WESTERN ASIATIC AKKADIAN CYLINDER SEAL WITH MAULING LIONS AND BULL-MAN 2300-2200 BC

A lapis lazuli cylinder seal with contest scene; accompanied by an old scholarly note, typed and signed by W.G. Lambert, late Professor of Assyriology, University of Birmingham, 1970-1993, which states: 'Cylinder Seal of lapis Lazuli. 22 x 17mm. A contest scene is shown: two lions are mauling an upended horned animal, the one on the left being stabbed by a bull-man with long beard, the one on the right having a body crossing with a third lion which is menacing one of two crossed domestic quadrupeds. A lizard serves as a terminal. This is an Akkadian seal, c.2300-2200 B.C. It is well engraved and in excellent state of preservation.' 11 grams, 27mm (1").

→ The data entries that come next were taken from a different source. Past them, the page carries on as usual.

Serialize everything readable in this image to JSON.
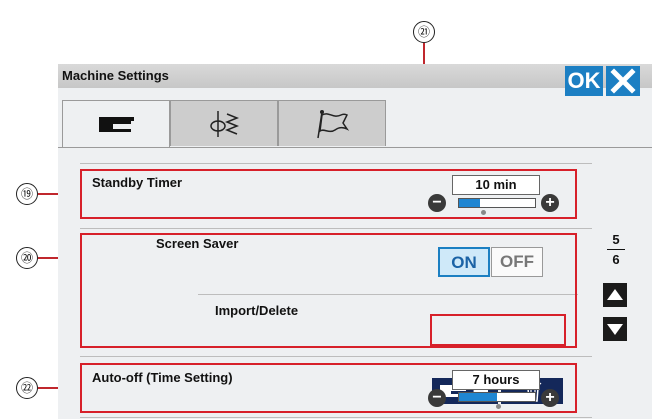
{
  "window": {
    "title": "Machine Settings",
    "ok_label": "OK"
  },
  "tabs": [
    {
      "icon": "machine-icon"
    },
    {
      "icon": "stitch-needle-icon"
    },
    {
      "icon": "flag-icon"
    }
  ],
  "standby_timer": {
    "label": "Standby Timer",
    "value": "10 min",
    "level": 0.27
  },
  "screen_saver": {
    "label": "Screen Saver",
    "on_label": "ON",
    "off_label": "OFF",
    "state": "ON"
  },
  "import_delete": {
    "label": "Import/Delete"
  },
  "auto_off": {
    "label": "Auto-off (Time Setting)",
    "value": "7 hours",
    "level": 0.5
  },
  "pagination": {
    "current": "5",
    "total": "6"
  },
  "callouts": {
    "c19": "⑲",
    "c20": "⑳",
    "c21": "㉑",
    "c22": "㉒"
  },
  "colors": {
    "accent": "#1c7fc3",
    "callout": "#d7202a",
    "dark_button": "#14285a"
  }
}
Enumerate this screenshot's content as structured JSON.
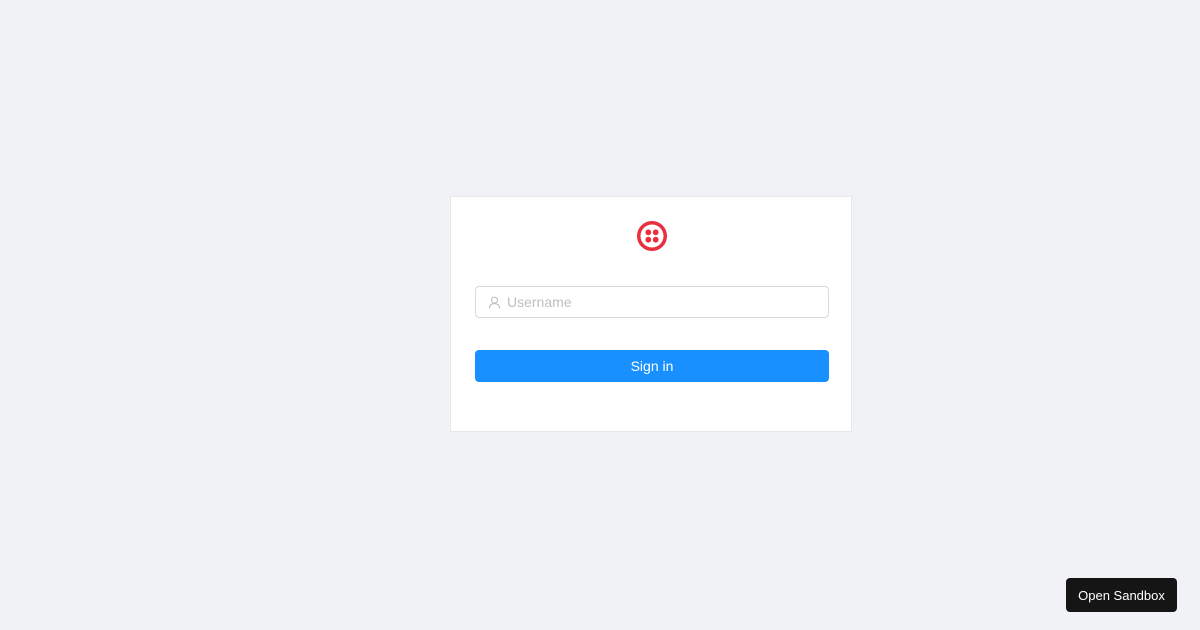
{
  "login": {
    "logo_icon": "twilio-logo-icon",
    "brand_color": "#e8303f",
    "username_placeholder": "Username",
    "username_value": "",
    "user_icon": "user-icon",
    "signin_label": "Sign in",
    "signin_color": "#1890ff"
  },
  "sandbox": {
    "label": "Open Sandbox"
  }
}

Condition Very fine condition.

Provenance Property of a Connecticut, USA, collector; formerly in the collection of an English professional, Dr. S; acquired in London prior to 1985.

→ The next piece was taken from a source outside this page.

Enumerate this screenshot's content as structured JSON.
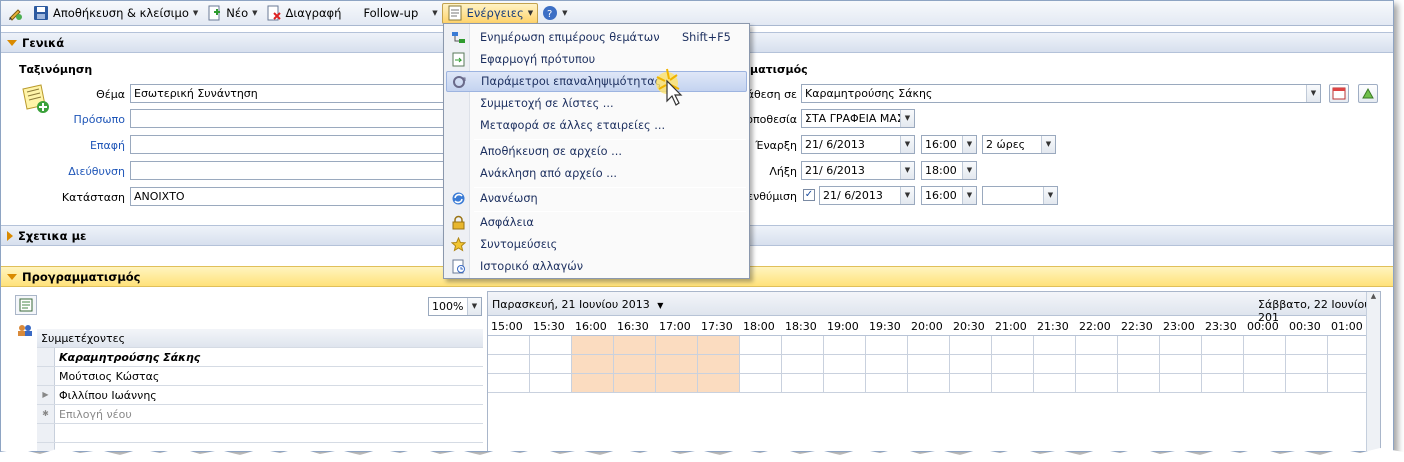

Footnotes Bulls and lions in quasi-human pose figure among the exotic creatures of the so-called proto-Elamite glyptic art of south-western Iran. They have been interpreted as personifying the elementary principles of world order. The figure of the bull-man, with human head and torso but taurine horns, lower body and legs, first appears in the second phase of the Early Dynastic Period, when the creature is to be seen very commonly on cylinder seals such as our example. The bull-man is usually shown in profile, with a single visible horn projecting forward. He appears singly, in pairs or even in triplicate, in contest scenes with rampant animals. Sometimes he is associated in his struggle with a human hero figure. Later the bull man would be represented in monumental sculpture guarding the doorways to temples and palaces, most notably in Achaemenid Persia, where he seems to have had a beneficial, protective role.